Faced with the need to limit the spread of the novel coronavirus pandemic, governments around the world are increasingly turning to surveillance technologies that enable them to track the health and location data of citizens. This data is then used to ensure compliance with quarantine, inform people of their proximity to a carrier, and manage medical resources efficiently by identifying emerging hotspots. The Indian government recently launched Aarogya Setu, a mobile application that utilizes bluetooth and location data to inform users if they have been near someone who tested positive for Covid-19. Which technologies have been most effective in containing this pandemic? How should countries balance public health and privacy concerns? What are the long-term consequences of this growing reliance on mass surveillance?
We hosted a virtual discussion with Anirudh Burman, Anne Liu, and Rahul Matthan, in which they examined the implications of surveillance amid the coronavirus pandemic. This was moderated by Rudra Chaudhuri.
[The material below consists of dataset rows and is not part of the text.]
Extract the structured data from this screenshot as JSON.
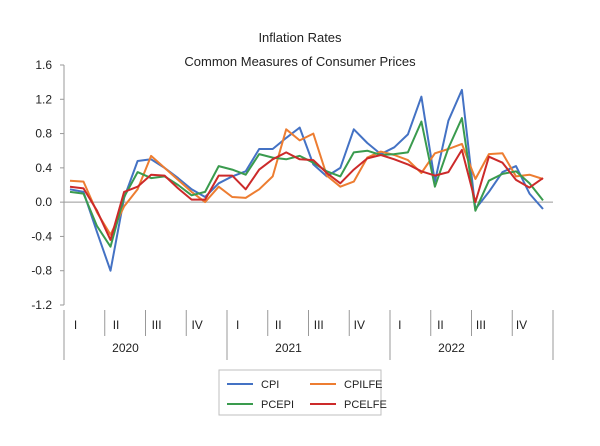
{
  "chart_data": {
    "type": "line",
    "title": "Inflation Rates",
    "subtitle": "Common Measures of Consumer Prices",
    "xlabel": "",
    "ylabel": "",
    "ylim": [
      -1.2,
      1.6
    ],
    "yticks": [
      "1.6",
      "1.2",
      "0.8",
      "0.4",
      "0.0",
      "-0.4",
      "-0.8",
      "-1.2"
    ],
    "quarters": [
      "I",
      "II",
      "III",
      "IV",
      "I",
      "II",
      "III",
      "IV",
      "I",
      "II",
      "III",
      "IV"
    ],
    "years": [
      "2020",
      "2021",
      "2022"
    ],
    "grid": false,
    "legend_position": "bottom",
    "series": [
      {
        "name": "CPI",
        "color": "#4472c4",
        "values": [
          0.15,
          0.12,
          -0.35,
          -0.8,
          0.05,
          0.48,
          0.5,
          0.4,
          0.28,
          0.15,
          0.06,
          0.22,
          0.3,
          0.36,
          0.62,
          0.62,
          0.75,
          0.87,
          0.44,
          0.3,
          0.4,
          0.85,
          0.69,
          0.56,
          0.64,
          0.79,
          1.23,
          0.24,
          0.95,
          1.31,
          -0.08,
          0.12,
          0.35,
          0.42,
          0.1,
          -0.08
        ]
      },
      {
        "name": "CPILFE",
        "color": "#ed7d31",
        "values": [
          0.25,
          0.24,
          -0.12,
          -0.38,
          -0.05,
          0.15,
          0.54,
          0.4,
          0.26,
          0.12,
          0.0,
          0.18,
          0.06,
          0.05,
          0.15,
          0.3,
          0.85,
          0.72,
          0.8,
          0.31,
          0.18,
          0.24,
          0.52,
          0.59,
          0.55,
          0.49,
          0.34,
          0.57,
          0.62,
          0.68,
          0.27,
          0.56,
          0.57,
          0.3,
          0.32,
          0.27
        ]
      },
      {
        "name": "PCEPI",
        "color": "#3a9b4e",
        "values": [
          0.12,
          0.1,
          -0.28,
          -0.52,
          0.06,
          0.35,
          0.28,
          0.3,
          0.2,
          0.08,
          0.12,
          0.42,
          0.38,
          0.32,
          0.56,
          0.52,
          0.5,
          0.54,
          0.46,
          0.36,
          0.3,
          0.58,
          0.6,
          0.55,
          0.56,
          0.58,
          0.94,
          0.18,
          0.63,
          0.98,
          -0.1,
          0.25,
          0.33,
          0.36,
          0.22,
          0.02
        ]
      },
      {
        "name": "PCELFE",
        "color": "#cc2a2a",
        "values": [
          0.18,
          0.16,
          -0.1,
          -0.44,
          0.12,
          0.18,
          0.32,
          0.31,
          0.16,
          0.03,
          0.03,
          0.31,
          0.31,
          0.15,
          0.38,
          0.5,
          0.58,
          0.5,
          0.49,
          0.34,
          0.22,
          0.38,
          0.51,
          0.55,
          0.5,
          0.44,
          0.36,
          0.31,
          0.35,
          0.61,
          0.0,
          0.53,
          0.46,
          0.26,
          0.17,
          0.28
        ]
      }
    ]
  }
}
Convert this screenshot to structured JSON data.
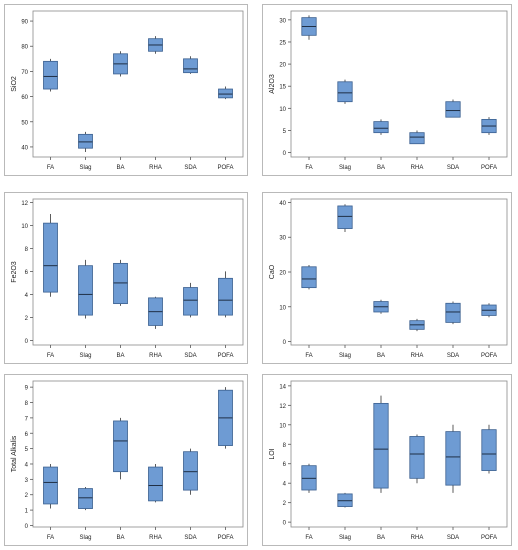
{
  "chart_data": [
    {
      "type": "box",
      "ylabel": "SiO2",
      "categories": [
        "FA",
        "Slag",
        "BA",
        "RHA",
        "SDA",
        "POFA"
      ],
      "yticks": [
        40,
        50,
        60,
        70,
        80,
        90
      ],
      "ylim": [
        36,
        94
      ],
      "boxes": [
        {
          "category": "FA",
          "min": 62,
          "q1": 63,
          "median": 68,
          "q3": 74,
          "max": 75
        },
        {
          "category": "Slag",
          "min": 38,
          "q1": 39.5,
          "median": 42,
          "q3": 45,
          "max": 46
        },
        {
          "category": "BA",
          "min": 68,
          "q1": 69,
          "median": 73,
          "q3": 77,
          "max": 78
        },
        {
          "category": "RHA",
          "min": 77,
          "q1": 78,
          "median": 80.5,
          "q3": 83,
          "max": 84
        },
        {
          "category": "SDA",
          "min": 69,
          "q1": 69.5,
          "median": 71,
          "q3": 75,
          "max": 76
        },
        {
          "category": "POFA",
          "min": 59,
          "q1": 59.5,
          "median": 61,
          "q3": 63,
          "max": 64
        }
      ],
      "box_color": "#6e9bd3"
    },
    {
      "type": "box",
      "ylabel": "Al2O3",
      "categories": [
        "FA",
        "Slag",
        "BA",
        "RHA",
        "SDA",
        "POFA"
      ],
      "yticks": [
        0,
        5,
        10,
        15,
        20,
        25,
        30
      ],
      "ylim": [
        -1,
        32
      ],
      "boxes": [
        {
          "category": "FA",
          "min": 25.5,
          "q1": 26.5,
          "median": 28.5,
          "q3": 30.5,
          "max": 31
        },
        {
          "category": "Slag",
          "min": 11,
          "q1": 11.5,
          "median": 13.5,
          "q3": 16,
          "max": 16.5
        },
        {
          "category": "BA",
          "min": 4,
          "q1": 4.5,
          "median": 5.5,
          "q3": 7,
          "max": 7.5
        },
        {
          "category": "RHA",
          "min": 2,
          "q1": 2,
          "median": 3.5,
          "q3": 4.5,
          "max": 5
        },
        {
          "category": "SDA",
          "min": 8,
          "q1": 8,
          "median": 9.5,
          "q3": 11.5,
          "max": 12
        },
        {
          "category": "POFA",
          "min": 4,
          "q1": 4.5,
          "median": 6,
          "q3": 7.5,
          "max": 8
        }
      ],
      "box_color": "#6e9bd3"
    },
    {
      "type": "box",
      "ylabel": "Fe2O3",
      "categories": [
        "FA",
        "Slag",
        "BA",
        "RHA",
        "SDA",
        "POFA"
      ],
      "yticks": [
        0,
        2,
        4,
        6,
        8,
        10,
        12
      ],
      "ylim": [
        -0.4,
        12.3
      ],
      "boxes": [
        {
          "category": "FA",
          "min": 3.8,
          "q1": 4.2,
          "median": 6.5,
          "q3": 10.2,
          "max": 11
        },
        {
          "category": "Slag",
          "min": 1.9,
          "q1": 2.2,
          "median": 4,
          "q3": 6.5,
          "max": 7
        },
        {
          "category": "BA",
          "min": 3,
          "q1": 3.2,
          "median": 5,
          "q3": 6.7,
          "max": 7
        },
        {
          "category": "RHA",
          "min": 1,
          "q1": 1.3,
          "median": 2.5,
          "q3": 3.7,
          "max": 3.8
        },
        {
          "category": "SDA",
          "min": 2,
          "q1": 2.2,
          "median": 3.5,
          "q3": 4.6,
          "max": 5
        },
        {
          "category": "POFA",
          "min": 2,
          "q1": 2.2,
          "median": 3.5,
          "q3": 5.4,
          "max": 6
        }
      ],
      "box_color": "#6e9bd3"
    },
    {
      "type": "box",
      "ylabel": "CaO",
      "categories": [
        "FA",
        "Slag",
        "BA",
        "RHA",
        "SDA",
        "POFA"
      ],
      "yticks": [
        0,
        10,
        20,
        30,
        40
      ],
      "ylim": [
        -1,
        41
      ],
      "boxes": [
        {
          "category": "FA",
          "min": 15,
          "q1": 15.5,
          "median": 18,
          "q3": 21.5,
          "max": 22
        },
        {
          "category": "Slag",
          "min": 31.5,
          "q1": 32.5,
          "median": 36,
          "q3": 39,
          "max": 39.5
        },
        {
          "category": "BA",
          "min": 8,
          "q1": 8.5,
          "median": 10,
          "q3": 11.5,
          "max": 12
        },
        {
          "category": "RHA",
          "min": 3,
          "q1": 3.5,
          "median": 4.8,
          "q3": 6,
          "max": 6.5
        },
        {
          "category": "SDA",
          "min": 5,
          "q1": 5.5,
          "median": 8.5,
          "q3": 11,
          "max": 11.5
        },
        {
          "category": "POFA",
          "min": 7,
          "q1": 7.5,
          "median": 9,
          "q3": 10.5,
          "max": 11
        }
      ],
      "box_color": "#6e9bd3"
    },
    {
      "type": "box",
      "ylabel": "Total Alkalis",
      "categories": [
        "FA",
        "Slag",
        "BA",
        "RHA",
        "SDA",
        "POFA"
      ],
      "yticks": [
        0,
        1,
        2,
        3,
        4,
        5,
        6,
        7,
        8,
        9
      ],
      "ylim": [
        -0.1,
        9.4
      ],
      "boxes": [
        {
          "category": "FA",
          "min": 1.1,
          "q1": 1.4,
          "median": 2.8,
          "q3": 3.8,
          "max": 4
        },
        {
          "category": "Slag",
          "min": 1,
          "q1": 1.1,
          "median": 1.8,
          "q3": 2.4,
          "max": 2.5
        },
        {
          "category": "BA",
          "min": 3,
          "q1": 3.5,
          "median": 5.5,
          "q3": 6.8,
          "max": 7
        },
        {
          "category": "RHA",
          "min": 1.5,
          "q1": 1.6,
          "median": 2.6,
          "q3": 3.8,
          "max": 4
        },
        {
          "category": "SDA",
          "min": 2,
          "q1": 2.3,
          "median": 3.5,
          "q3": 4.8,
          "max": 5
        },
        {
          "category": "POFA",
          "min": 5,
          "q1": 5.2,
          "median": 7,
          "q3": 8.8,
          "max": 9
        }
      ],
      "box_color": "#6e9bd3"
    },
    {
      "type": "box",
      "ylabel": "LOI",
      "categories": [
        "FA",
        "Slag",
        "BA",
        "RHA",
        "SDA",
        "POFA"
      ],
      "yticks": [
        0,
        2,
        4,
        6,
        8,
        10,
        12,
        14
      ],
      "ylim": [
        -0.5,
        14.5
      ],
      "boxes": [
        {
          "category": "FA",
          "min": 3,
          "q1": 3.3,
          "median": 4.5,
          "q3": 5.8,
          "max": 6
        },
        {
          "category": "Slag",
          "min": 1.5,
          "q1": 1.6,
          "median": 2.2,
          "q3": 2.9,
          "max": 3
        },
        {
          "category": "BA",
          "min": 3,
          "q1": 3.5,
          "median": 7.5,
          "q3": 12.2,
          "max": 13
        },
        {
          "category": "RHA",
          "min": 4,
          "q1": 4.5,
          "median": 7,
          "q3": 8.8,
          "max": 9
        },
        {
          "category": "SDA",
          "min": 3,
          "q1": 3.8,
          "median": 6.7,
          "q3": 9.3,
          "max": 10
        },
        {
          "category": "POFA",
          "min": 5,
          "q1": 5.3,
          "median": 7,
          "q3": 9.5,
          "max": 10
        }
      ],
      "box_color": "#6e9bd3"
    }
  ]
}
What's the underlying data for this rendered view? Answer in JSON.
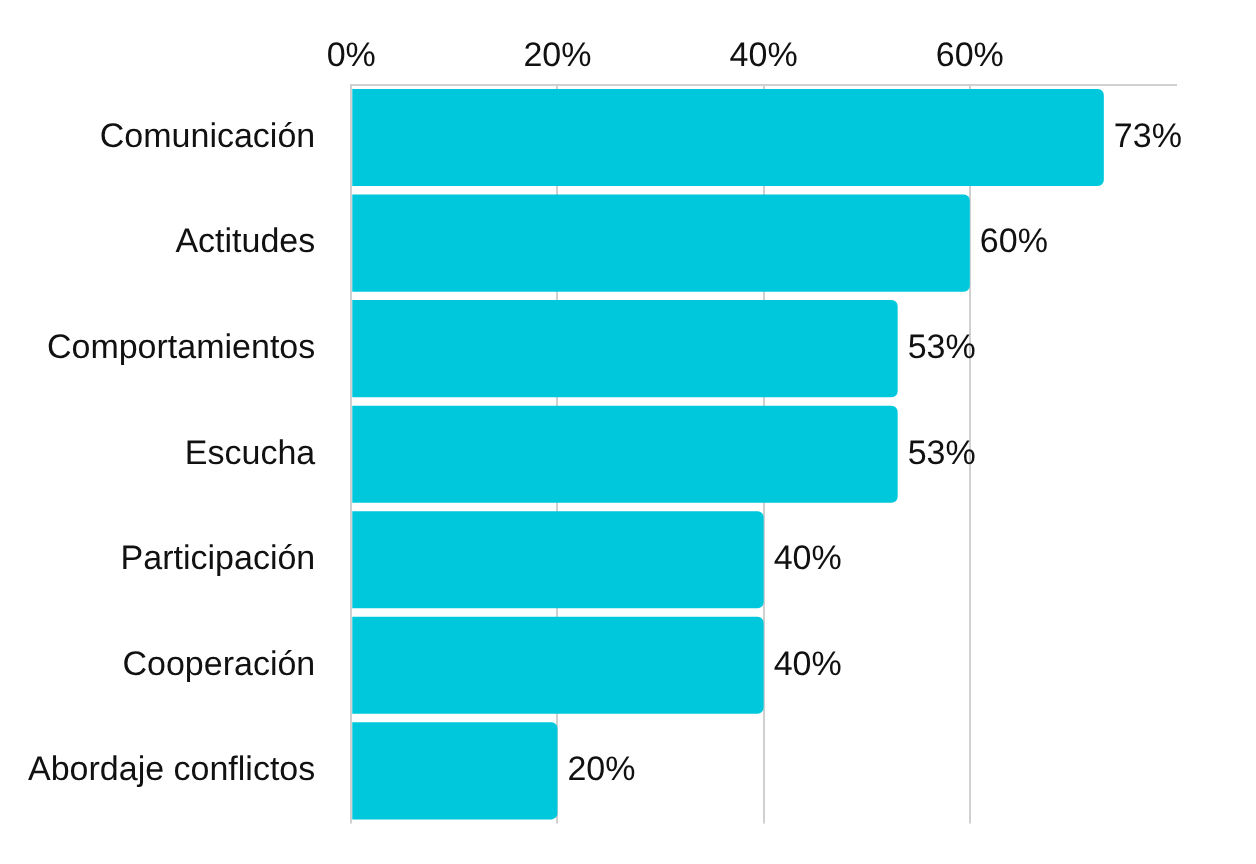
{
  "chart_data": {
    "type": "bar",
    "orientation": "horizontal",
    "categories": [
      "Comunicación",
      "Actitudes",
      "Comportamientos",
      "Escucha",
      "Participación",
      "Cooperación",
      "Abordaje conflictos"
    ],
    "values": [
      73,
      60,
      53,
      53,
      40,
      40,
      20
    ],
    "value_labels": [
      "73%",
      "60%",
      "53%",
      "53%",
      "40%",
      "40%",
      "20%"
    ],
    "color": "#00c8dc",
    "xticks": [
      {
        "value": 0,
        "label": "0%"
      },
      {
        "value": 20,
        "label": "20%"
      },
      {
        "value": 40,
        "label": "40%"
      },
      {
        "value": 60,
        "label": "60%"
      }
    ],
    "xlim": [
      0,
      80
    ],
    "grid": "x",
    "legend": false
  }
}
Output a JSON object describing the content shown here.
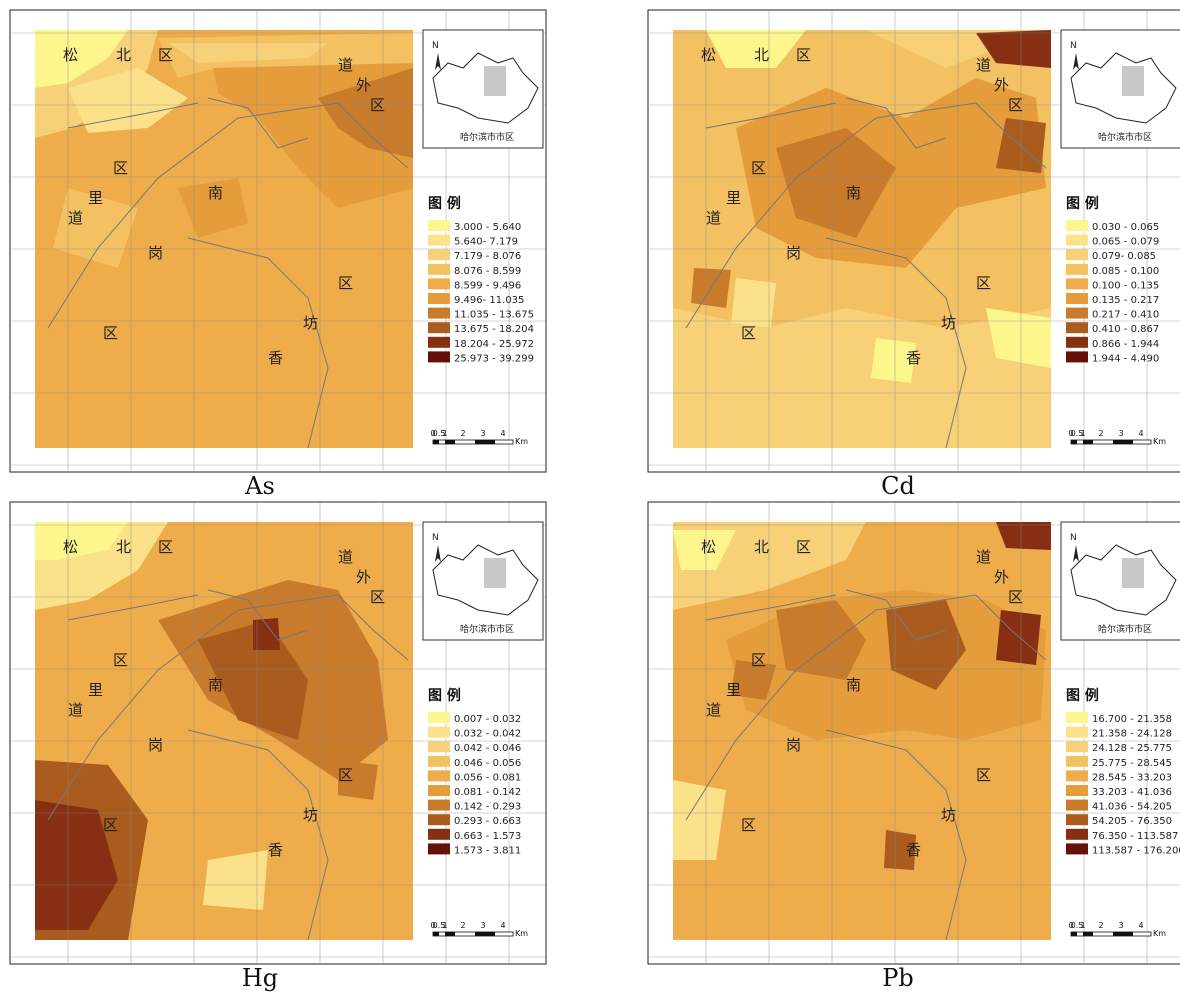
{
  "common": {
    "place_labels": [
      "松",
      "北",
      "区",
      "道",
      "外",
      "区",
      "南",
      "岗",
      "区",
      "道",
      "里",
      "区",
      "香",
      "坊",
      "区"
    ],
    "inset_label": "哈尔滨市市区",
    "north_letter": "N",
    "legend_title": "图 例",
    "scale_ticks": [
      "0",
      "0.5",
      "1",
      "2",
      "3",
      "4"
    ],
    "scale_unit": "Km"
  },
  "maps": [
    {
      "caption": "As",
      "legend": [
        "3.000 - 5.640",
        "5.640- 7.179",
        "7.179 - 8.076",
        "8.076 - 8.599",
        "8.599 - 9.496",
        "9.496- 11.035",
        "11.035 - 13.675",
        "13.675 - 18.204",
        "18.204 - 25.972",
        "25.973 - 39.299"
      ],
      "colors": [
        "#fdf68c",
        "#fbe28a",
        "#f7d077",
        "#f3c062",
        "#eeac4b",
        "#e59c3a",
        "#c97b2c",
        "#aa5c1f",
        "#862f12",
        "#651008"
      ]
    },
    {
      "caption": "Cd",
      "legend": [
        "0.030 - 0.065",
        "0.065 - 0.079",
        "0.079- 0.085",
        "0.085 - 0.100",
        "0.100 - 0.135",
        "0.135 - 0.217",
        "0.217 - 0.410",
        "0.410 - 0.867",
        "0.866 - 1.944",
        "1.944 - 4.490"
      ],
      "colors": [
        "#fdf68c",
        "#fbe28a",
        "#f7d077",
        "#f3c062",
        "#eeac4b",
        "#e59c3a",
        "#c97b2c",
        "#aa5c1f",
        "#862f12",
        "#651008"
      ]
    },
    {
      "caption": "Hg",
      "legend": [
        "0.007 - 0.032",
        "0.032 - 0.042",
        "0.042 - 0.046",
        "0.046 - 0.056",
        "0.056 - 0.081",
        "0.081 - 0.142",
        "0.142 - 0.293",
        "0.293 - 0.663",
        "0.663 - 1.573",
        "1.573 - 3.811"
      ],
      "colors": [
        "#fdf68c",
        "#fbe28a",
        "#f7d077",
        "#f3c062",
        "#eeac4b",
        "#e59c3a",
        "#c97b2c",
        "#aa5c1f",
        "#862f12",
        "#651008"
      ]
    },
    {
      "caption": "Pb",
      "legend": [
        "16.700 - 21.358",
        "21.358 - 24.128",
        "24.128 - 25.775",
        "25.775 - 28.545",
        "28.545 - 33.203",
        "33.203 - 41.036",
        "41.036 - 54.205",
        "54.205 - 76.350",
        "76.350 - 113.587",
        "113.587 - 176.200"
      ],
      "colors": [
        "#fdf68c",
        "#fbe28a",
        "#f7d077",
        "#f3c062",
        "#eeac4b",
        "#e59c3a",
        "#c97b2c",
        "#aa5c1f",
        "#862f12",
        "#651008"
      ]
    }
  ]
}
Anirudh Burman is an associate fellow at Carnegie India. He works on key issues relating to public institutions, public administration, the administrative and regulatory state, and state capacity.
Anne Liu is a lecturer of international and public affairs at Columbia University. Her current work is focused on digital solutions for disease surveillance.
Rahul Matthan is a partner at Trilegal.
Rudra Chaudhuri is the director of Carnegie India.